Understanding what drives growth in specific tumours

They found that when CREBBP levels are low, tumour cells switch to a different way of multiplying relying on proteins called CDK4 and CDK6. These proteins can be blocked with a group of drugs known as CDK4/6 inhibitors, which stops the cancer from growing.

Palbociclib is a CDK4/6 inhibitor that is currently used in the UK to treat some secondary (or metastatic) breast cancers. The researchers tested the effectiveness of palbociclib on cancer cells with CREBBP alterations in the lab and in mice.

The drug was effective even when tested on standard chemotherapy-resistant triple negative breast cancer cells, that lacked CREBBP, donated by a patient.

Overall, this study shows that palbociclib successfully stops the growth of triple negative cancer cells when they have low CREBBP levels, suggesting that this could be a successful new treatment for this type of breast cancer. 

While not all triple negative breast cancer tumours have low CREBBP levels, it is the case in about a fifth of patients. This means that measuring CREBBP protein levels in tumours could help to identify thousands of patients that could benefit from a treatment that is already approved for use in the UK.

A strong case for a clinical trial

Being an already licenced drug, already proven to be safe, means palbociclib can be quickly progressed into clinical trials for triple negative breast cancer and potentially benefit patients sooner. This study provides a strong case for a clinical trial into the use of palbociclib for triple negative breast cancer tumours with low CREBBP levels.

Dr Rachael Natrajan, Team Leader in Functional Genomics at The Institute of Cancer Research, London, said:

“Our study shows what drives the growth of some triple negative breast cancers and suggests the exciting possibility that an already-approved breast cancer drug could be used to help women with this type of disease. 

“Our findings were only possible because we used an innovative model, involving the growth of 3D ‘mini tumours’ in the lab, to more closely reflect how tumours develop in the body.”

'Hugely exciting'

Dr Simon Vincent, Director of Research, Support and Influencing at Breast Cancer Now, said:

“It’s hugely exciting that this research has uncovered a new possible use for palbociclib as a targeted treatment for some women living with triple negative breast cancer.

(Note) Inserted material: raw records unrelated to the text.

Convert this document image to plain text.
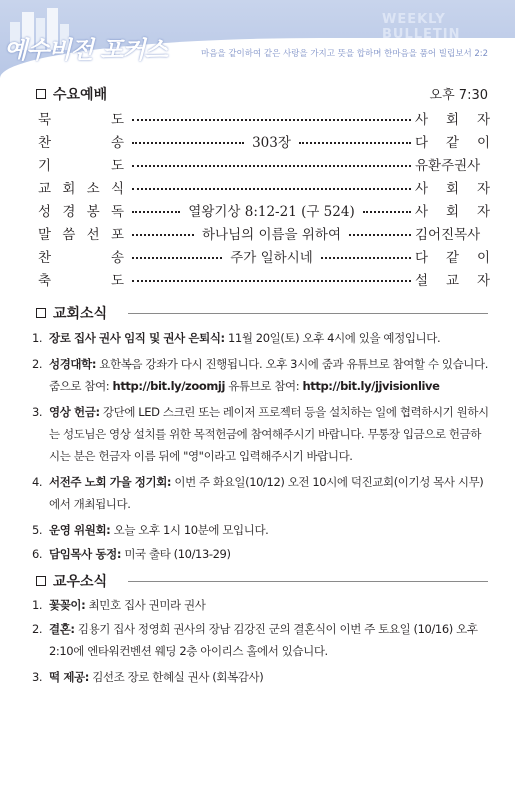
WEEKLY BULLETIN
예수비전 포커스	마음을 같이하여 같은 사랑을 가지고 뜻을 합하며 한마음을 품어 빌립보서 2:2
수요예배	오후 7:30
묵	도	사 회 자
찬	송	303장	다 같 이
기	도	유환주권사
교 회 소 식	사 회 자
성 경 봉 독	열왕기상 8:12-21 (구 524)	사 회 자
말 씀 선 포	하나님의 이름을 위하여	김어진목사
찬	송	주가 일하시네	다 같 이
축	도	설 교 자
교회소식
1. 장로 집사 권사 임직 및 권사 은퇴식: 11월 20일(토) 오후 4시에 있을 예정입니다.
2. 성경대학: 요한복음 강좌가 다시 진행됩니다. 오후 3시에 줌과 유튜브로 참여할 수 있습니다. 줌으로 참여: http://bit.ly/zoomjj 유튜브로 참여: http://bit.ly/jjvisionlive
3. 영상 헌금: 강단에 LED 스크린 또는 레이저 프로젝터 등을 설치하는 일에 협력하시기 원하시는 성도님은 영상 설치를 위한 목적헌금에 참여해주시기 바랍니다. 무통장 입금으로 헌금하시는 분은 헌금자 이름 뒤에 "영"이라고 입력해주시기 바랍니다.
4. 서전주 노회 가을 정기회: 이번 주 화요일(10/12) 오전 10시에 덕진교회(이기성 목사 시무)에서 개최됩니다.
5. 운영 위원회: 오늘 오후 1시 10분에 모입니다.
6. 담임목사 동정: 미국 출타 (10/13-29)
교우소식
1. 꽃꽂이: 최민호 집사 권미라 권사
2. 결혼: 김용기 집사 정영희 권사의 장남 김강진 군의 결혼식이 이번 주 토요일 (10/16) 오후 2:10에 엔타워컨벤션 웨딩 2층 아이리스 홀에서 있습니다.
3. 떡 제공: 김선조 장로 한혜실 권사 (회복감사)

“Each year, around 8,000 UK women are diagnosed with this aggressive form of breast cancer and we desperately need new, effective ways to treat them and stop them dying from this devastating disease. We hope that if clinical trials confirm that palbociclib is beneficial for some of these women, it will be advanced through the approval process and made available for those who need it as quickly as possible."